Bei der letzten Mannfrau vom Balkan
Tusin ist ein kleines, verfallenes Dorf im Norden Montenegros. In einem Steinhäuschen neben der Kirche wohnt Stana Cerovic. Auf den ersten Blick sieht sie aus wie eine typische alte Frau dieser Gegend: Ihr Gesicht ist hager und von der Sonne gegerbt. Sie sitzt auf einem zerrissenen Stuhl in ihrer kleinen, verrauchten Stube vor dem Holzofen. Doch der erste Eindruck täuscht. Stana ist alles andere als gewöhnlich.
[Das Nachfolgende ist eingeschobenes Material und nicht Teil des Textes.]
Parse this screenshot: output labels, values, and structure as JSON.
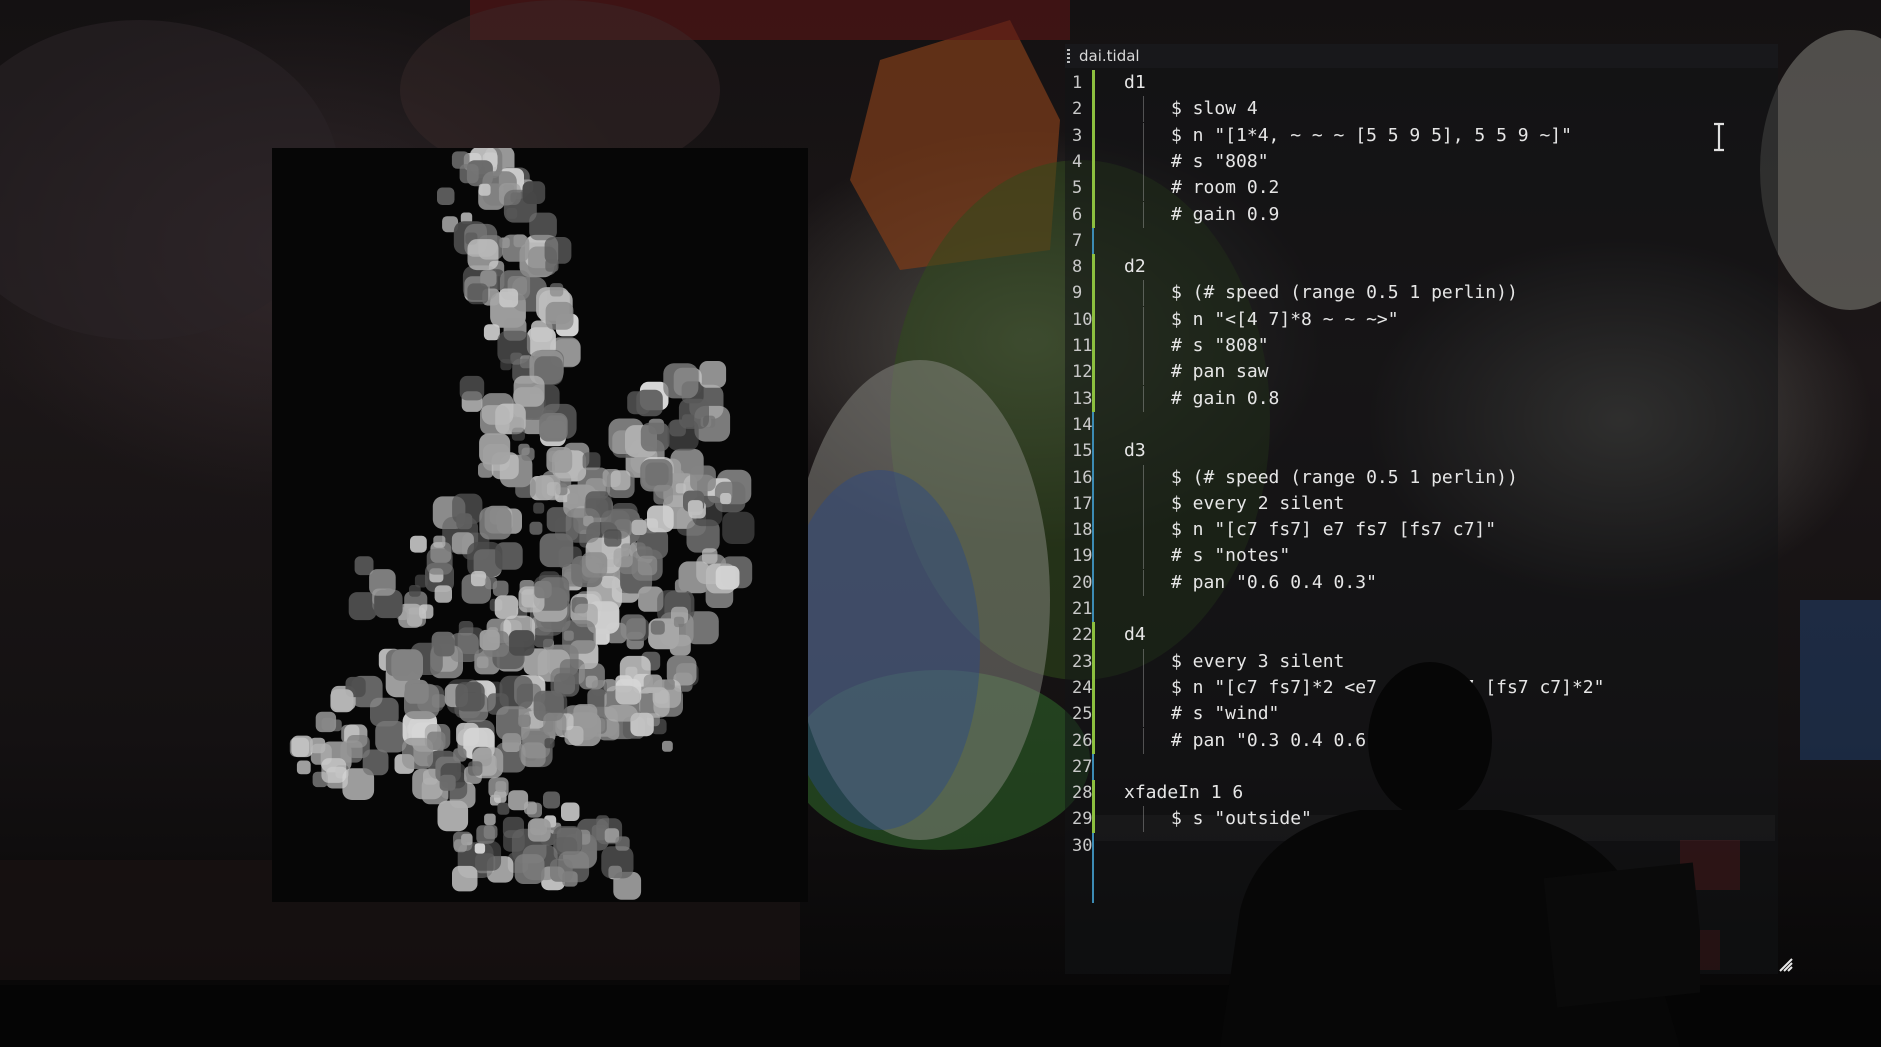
{
  "editor": {
    "tab_title": "dai.tidal",
    "lines": [
      {
        "n": "1",
        "text": "d1",
        "indent": false
      },
      {
        "n": "2",
        "text": "$ slow 4",
        "indent": true
      },
      {
        "n": "3",
        "text": "$ n \"[1*4, ~ ~ ~ [5 5 9 5], 5 5 9 ~]\"",
        "indent": true
      },
      {
        "n": "4",
        "text": "# s \"808\"",
        "indent": true
      },
      {
        "n": "5",
        "text": "# room 0.2",
        "indent": true
      },
      {
        "n": "6",
        "text": "# gain 0.9",
        "indent": true
      },
      {
        "n": "7",
        "text": "",
        "indent": false
      },
      {
        "n": "8",
        "text": "d2",
        "indent": false
      },
      {
        "n": "9",
        "text": "$ (# speed (range 0.5 1 perlin))",
        "indent": true
      },
      {
        "n": "10",
        "text": "$ n \"<[4 7]*8 ~ ~ ~>\"",
        "indent": true
      },
      {
        "n": "11",
        "text": "# s \"808\"",
        "indent": true
      },
      {
        "n": "12",
        "text": "# pan saw",
        "indent": true
      },
      {
        "n": "13",
        "text": "# gain 0.8",
        "indent": true
      },
      {
        "n": "14",
        "text": "",
        "indent": false
      },
      {
        "n": "15",
        "text": "d3",
        "indent": false
      },
      {
        "n": "16",
        "text": "$ (# speed (range 0.5 1 perlin))",
        "indent": true
      },
      {
        "n": "17",
        "text": "$ every 2 silent",
        "indent": true
      },
      {
        "n": "18",
        "text": "$ n \"[c7 fs7] e7 fs7 [fs7 c7]\"",
        "indent": true
      },
      {
        "n": "19",
        "text": "# s \"notes\"",
        "indent": true
      },
      {
        "n": "20",
        "text": "# pan \"0.6 0.4 0.3\"",
        "indent": true
      },
      {
        "n": "21",
        "text": "",
        "indent": false
      },
      {
        "n": "22",
        "text": "d4",
        "indent": false
      },
      {
        "n": "23",
        "text": "$ every 3 silent",
        "indent": true
      },
      {
        "n": "24",
        "text": "$ n \"[c7 fs7]*2 <e7 fs7> fs7 [fs7 c7]*2\"",
        "indent": true
      },
      {
        "n": "25",
        "text": "# s \"wind\"",
        "indent": true
      },
      {
        "n": "26",
        "text": "# pan \"0.3 0.4 0.6\"",
        "indent": true
      },
      {
        "n": "27",
        "text": "",
        "indent": false
      },
      {
        "n": "28",
        "text": "xfadeIn 1 6",
        "indent": false
      },
      {
        "n": "29",
        "text": "$ s \"outside\"",
        "indent": true
      },
      {
        "n": "30",
        "text": "",
        "indent": false
      }
    ]
  },
  "colors": {
    "gutter_modified": "#8cbf3f",
    "gutter_border": "#3c8bb4",
    "code_text": "#e6e6e6"
  },
  "icons": [
    "text-cursor-icon",
    "resize-handle-icon"
  ]
}
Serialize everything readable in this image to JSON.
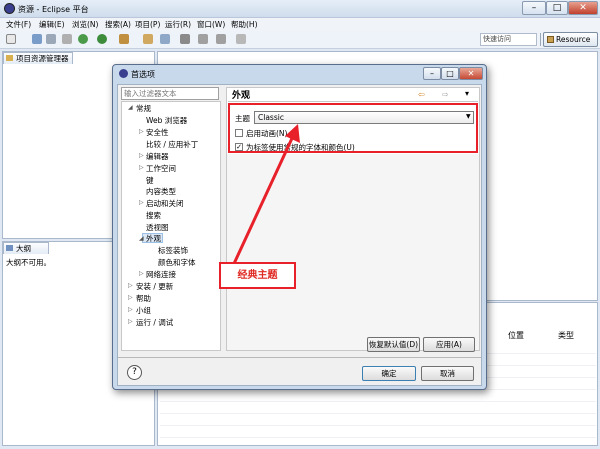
{
  "window": {
    "title": "资源 - Eclipse 平台",
    "min": "–",
    "max": "□",
    "close": "✕"
  },
  "menubar": {
    "items": [
      "文件(F)",
      "编辑(E)",
      "浏览(N)",
      "搜索(A)",
      "项目(P)",
      "运行(R)",
      "窗口(W)",
      "帮助(H)"
    ]
  },
  "toolbar": {
    "quick_access": "快速访问",
    "perspective": "Resource"
  },
  "views": {
    "project_explorer": "项目资源管理器",
    "outline": "大纲",
    "outline_message": "大纲不可用。",
    "task_columns": [
      "位置",
      "类型"
    ]
  },
  "dialog": {
    "title": "首选项",
    "filter_placeholder": "输入过滤器文本",
    "tree": {
      "general": "常规",
      "web_browser": "Web 浏览器",
      "security": "安全性",
      "compare_patch": "比较 / 应用补丁",
      "editors": "编辑器",
      "workspace": "工作空间",
      "keys": "键",
      "content_types": "内容类型",
      "startup_shutdown": "启动和关闭",
      "search": "搜索",
      "perspectives": "透视图",
      "appearance": "外观",
      "label_decorations": "标签装饰",
      "colors_fonts": "颜色和字体",
      "network": "网络连接",
      "install_update": "安装 / 更新",
      "help": "帮助",
      "team": "小组",
      "run_debug": "运行 / 调试"
    },
    "page": {
      "title": "外观",
      "theme_label": "主题",
      "theme_value": "Classic",
      "enable_animations": "启用动画(N)",
      "enable_animations_checked": false,
      "use_mru": "为标签使用常规的字体和颜色(U)",
      "use_mru_checked": true,
      "check_mark": "✓"
    },
    "buttons": {
      "restore_defaults": "恢复默认值(D)",
      "apply": "应用(A)",
      "ok": "确定",
      "cancel": "取消",
      "help": "?"
    }
  },
  "annotation": {
    "callout": "经典主题",
    "color": "#e8202a"
  }
}
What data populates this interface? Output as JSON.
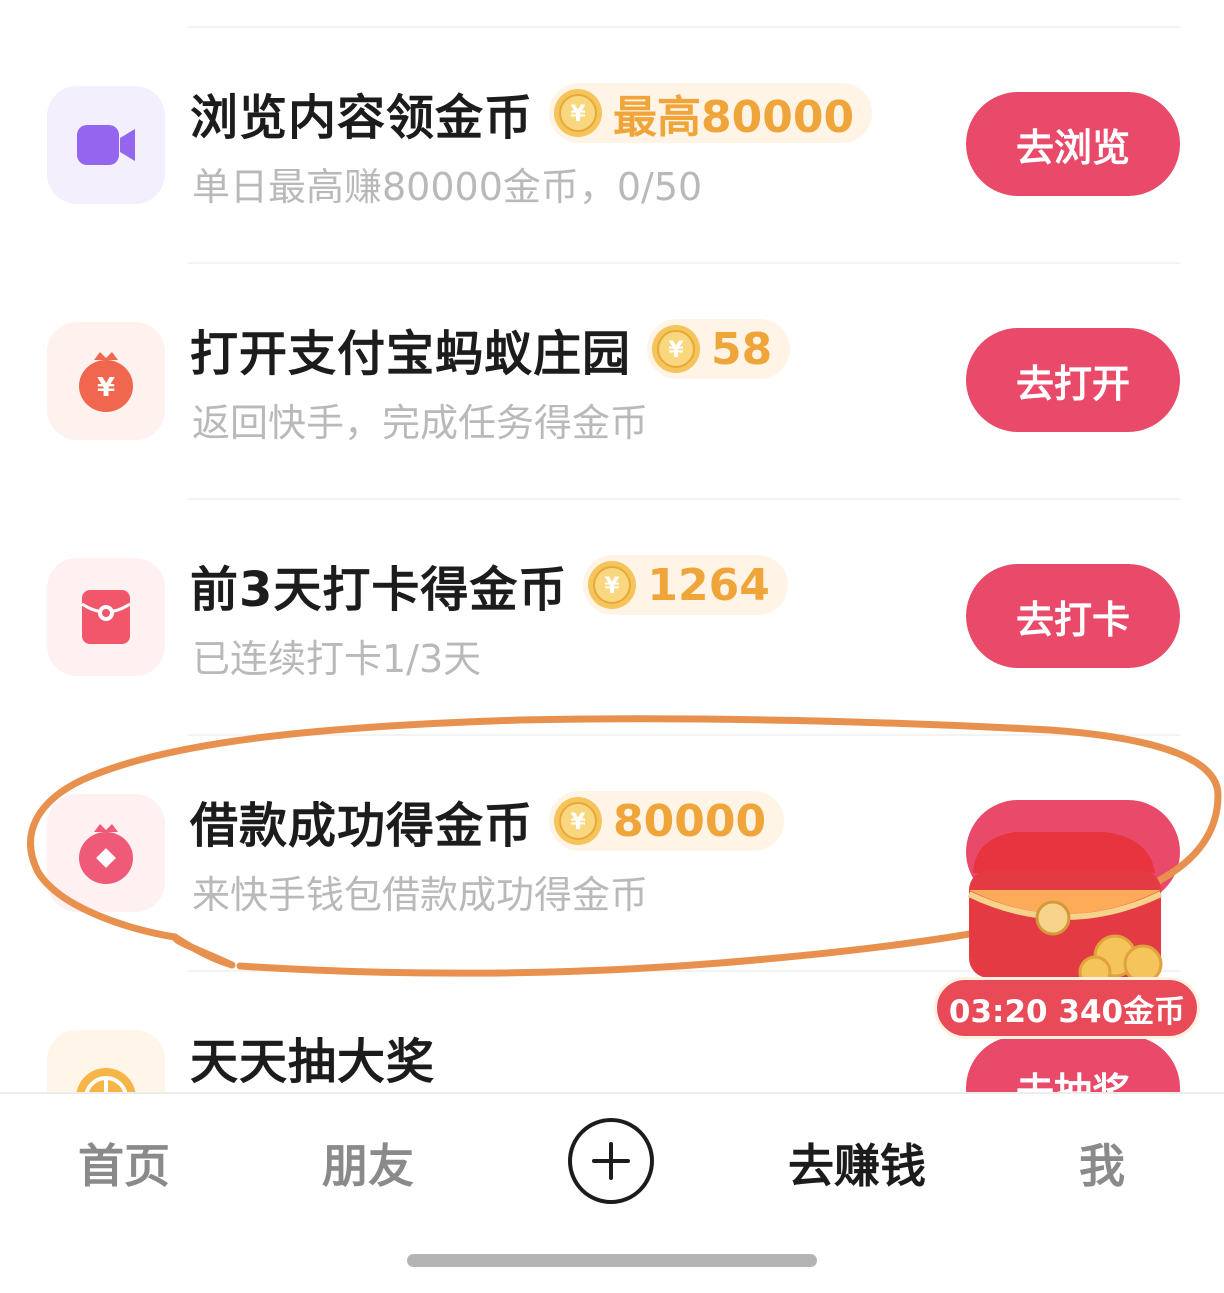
{
  "tasks": [
    {
      "title": "浏览内容领金币",
      "reward": "最高80000",
      "description": "单日最高赚80000金币，0/50",
      "button": "去浏览"
    },
    {
      "title": "打开支付宝蚂蚁庄园",
      "reward": "58",
      "description": "返回快手，完成任务得金币",
      "button": "去打开"
    },
    {
      "title": "前3天打卡得金币",
      "reward": "1264",
      "description": "已连续打卡1/3天",
      "button": "去打卡"
    },
    {
      "title": "借款成功得金币",
      "reward": "80000",
      "description": "来快手钱包借款成功得金币",
      "button": ""
    },
    {
      "title": "天天抽大奖",
      "button": "去抽奖"
    }
  ],
  "floating_reward": {
    "timer_text": "03:20 340金币"
  },
  "bottom_nav": {
    "items": [
      "首页",
      "朋友",
      "去赚钱",
      "我"
    ],
    "active": "去赚钱"
  },
  "colors": {
    "accent": "#ea4a6a",
    "reward": "#f0a53a",
    "annotation": "#e8914f"
  },
  "icons": [
    "video-camera-icon",
    "money-bag-icon",
    "red-envelope-icon",
    "wallet-bag-icon",
    "lottery-wheel-icon",
    "gold-coin-icon",
    "treasure-chest-icon",
    "plus-icon"
  ]
}
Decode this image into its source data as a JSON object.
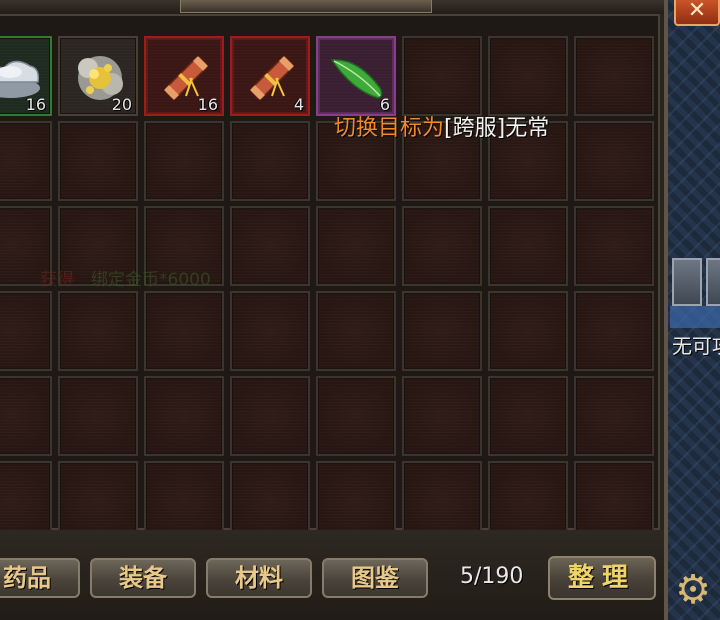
{
  "target_message": {
    "prefix": "切换目标为",
    "bracket": "[跨服]",
    "name": "无常"
  },
  "faint_message": {
    "part1": "获得",
    "part2": "绑定金币*6000"
  },
  "inventory": {
    "slots": [
      {
        "item": "silver-ingot",
        "count": "16",
        "quality": "green"
      },
      {
        "item": "gold-ore",
        "count": "20",
        "quality": "plain"
      },
      {
        "item": "firework-tube",
        "count": "16",
        "quality": "red"
      },
      {
        "item": "firework-tube",
        "count": "4",
        "quality": "red"
      },
      {
        "item": "green-feather",
        "count": "6",
        "quality": "purple"
      }
    ]
  },
  "tabs": {
    "medicine": "药品",
    "equipment": "装备",
    "materials": "材料",
    "catalog": "图鉴"
  },
  "capacity": "5/190",
  "sort_label": "整理",
  "map_side_text": "无可攻",
  "colors": {
    "orange_text": "#f28a2c",
    "tab_text": "#e9c98a",
    "sort_text": "#f0d46a"
  }
}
Sie ist die letzte sogenannte „eingeschworene Jungfrau“ Montenegros.
Stana verkörpert ein Phänomen, das früher außer in Montenegro auch in Nordalbanien und dem Kosovo sehr verbreitet war, zumindest auf dem Land: Familien, in denen es keine Söhne gab, erklärten bis in die erste Hälfte des 20. Jahrhunderts hinein ihre jüngste Tochter oft kurzerhand zu einem Mann. Denn nur Männern war es erlaubt, den Familienbesitz zu erben und den Hof weiterzuführen. Auch Stana trat als junges Mädchen symbolisch zum männlichen Geschlecht über: Sie schnitt sich die Haare ab und begann, Männerkleidung zu tragen. Und sie legte einen Eid ab, dass sie niemals heiraten und für immer Jungfrau bleiben würde.
„Ich mag keine Frauen“, sagt Stana und zündet sich eine Zigarette an. „Bei unseren Gemeindetreffen kann ich noch nicht einmal neben einer sitzen. Nur Männer erzählen ‚normale‘ Dinge, Frauen dagegen sind voller Klatsch und Tratsch.“
Selbstgebrannter statt Kaffee
Stana hat zwar ihren weiblichen Vornamen behalten. Ansonsten aber hat sie das patriarchalische Gesellschaftsbild, mit dem sie aufgewachsen ist, verinnerlicht. „Wo sind die richtigen Leute?“, fragt sie, wenn sie Besuch bekommt und zuerst eine Frau über die Schwelle tritt. Denn traditionell betreten zuerst Männer das Haus, gefolgt von den Frauen. Und bis heute meinen ältere Montenegriner mit dem Begriff „Leute“ ausschließlich Männer.
Stana serviert ihren Gästen keinen Kaffee, sondern selbstgebrannten Schnaps. Den ersten für einen klaren Kopf, wie sie sagt, den zweiten zum Aufwärmen. Nach dem dritten wird sie sanfter und redseliger.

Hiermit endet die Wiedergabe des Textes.